The report called the jail a prison at the crossroads – facing major changes, especially the loss of its 1,500-acre farm and the different types of inmates it was now handling.

HMI Chief Inspector of Prisons, Anne Owers said the open prison is dealing with increasing numbers of prisoners who would not previously have been considered suitable for open conditions.

"The governor and his staff have begun to rise to these and other challenges, but this inspection illustrated that continued progress is required to ensure Hollesley Bay forges a strong new identity for itself as a modern open prison effectively resettling its prisoners," she said.

Inspectors found the prison was generally safe and was adjusting to the increased diversity of its prisoners with good procedures for reception and induction procedures, suicide and self-harm and anti-bullying.

But the report also found areas of concern.

A particular weakness was that the security department was shared with the juvenile establishment, Warren Hill. This made it more difficult to develop appropriate security measures for the more challenging population now being received – for example in identifying subtle forms of bullying, better training for night patrols and improved searching and drug testing facilities.

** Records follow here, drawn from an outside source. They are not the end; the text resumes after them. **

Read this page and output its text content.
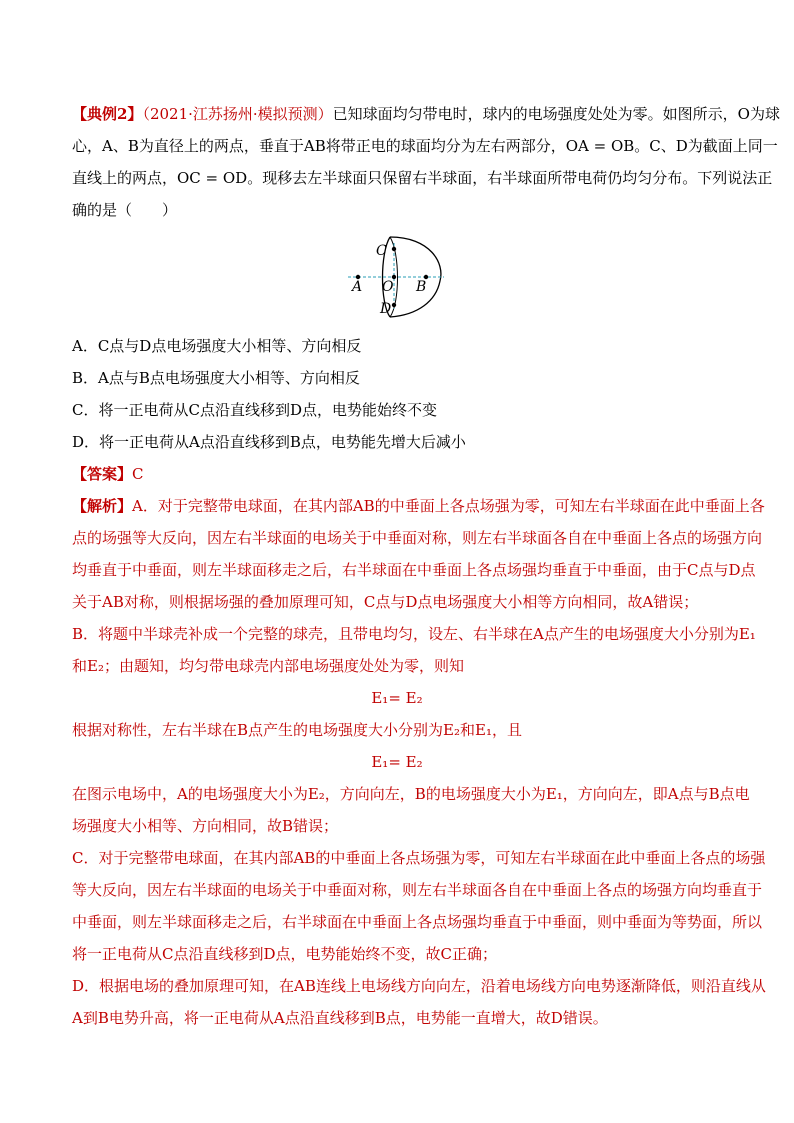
【典例2】（2021·江苏扬州·模拟预测）已知球面均匀带电时，球内的电场强度处处为零。如图所示，O为球
心，A、B为直径上的两点，垂直于AB将带正电的球面均分为左右两部分，OA = OB。C、D为截面上同一
直线上的两点，OC = OD。现移去左半球面只保留右半球面，右半球面所带电荷仍均匀分布。下列说法正
确的是（　　）
A O B
C
D
A．C点与D点电场强度大小相等、方向相反
B．A点与B点电场强度大小相等、方向相反
C．将一正电荷从C点沿直线移到D点，电势能始终不变
D．将一正电荷从A点沿直线移到B点，电势能先增大后减小
【答案】C
【解析】A．对于完整带电球面，在其内部AB的中垂面上各点场强为零，可知左右半球面在此中垂面上各
点的场强等大反向，因左右半球面的电场关于中垂面对称，则左右半球面各自在中垂面上各点的场强方向
均垂直于中垂面，则左半球面移走之后，右半球面在中垂面上各点场强均垂直于中垂面，由于C点与D点
关于AB对称，则根据场强的叠加原理可知，C点与D点电场强度大小相等方向相同，故A错误；
B．将题中半球壳补成一个完整的球壳，且带电均匀，设左、右半球在A点产生的电场强度大小分别为E₁
和E₂；由题知，均匀带电球壳内部电场强度处处为零，则知
E₁= E₂
根据对称性，左右半球在B点产生的电场强度大小分别为E₂和E₁，且
E₁= E₂
在图示电场中，A的电场强度大小为E₂，方向向左，B的电场强度大小为E₁，方向向左，即A点与B点电
场强度大小相等、方向相同，故B错误；
C．对于完整带电球面，在其内部AB的中垂面上各点场强为零，可知左右半球面在此中垂面上各点的场强
等大反向，因左右半球面的电场关于中垂面对称，则左右半球面各自在中垂面上各点的场强方向均垂直于
中垂面，则左半球面移走之后，右半球面在中垂面上各点场强均垂直于中垂面，则中垂面为等势面，所以
将一正电荷从C点沿直线移到D点，电势能始终不变，故C正确；
D．根据电场的叠加原理可知，在AB连线上电场线方向向左，沿着电场线方向电势逐渐降低，则沿直线从
A到B电势升高，将一正电荷从A点沿直线移到B点，电势能一直增大，故D错误。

Ms Owers said there were some excellent examples of individual and respectful care being shown to prisoners by staff at Hollesley Bay.

"However, inspectors were concerned that some staff on the residential units were too distant and failed to interact in the way that should be expected in a category D establishment," she said.

Religious provision and healthcare was good, skills training and work placements to help resettlement of a high quality, but legal services and attention to the needs of foreign nationals were almost non-existent, race relations work needed improving, and the food was vociferously criticised by prisoners.

"We found Hollesley Bay to be a prison facing up to a number of serious challenges. Its unique history and local situation required a new sense of direction, with an increased focus on resettlement, as well as the need to deal with more demanding prisoners. There was still clearly much to do, but the governor and his staff had begun to rise to the task," she added.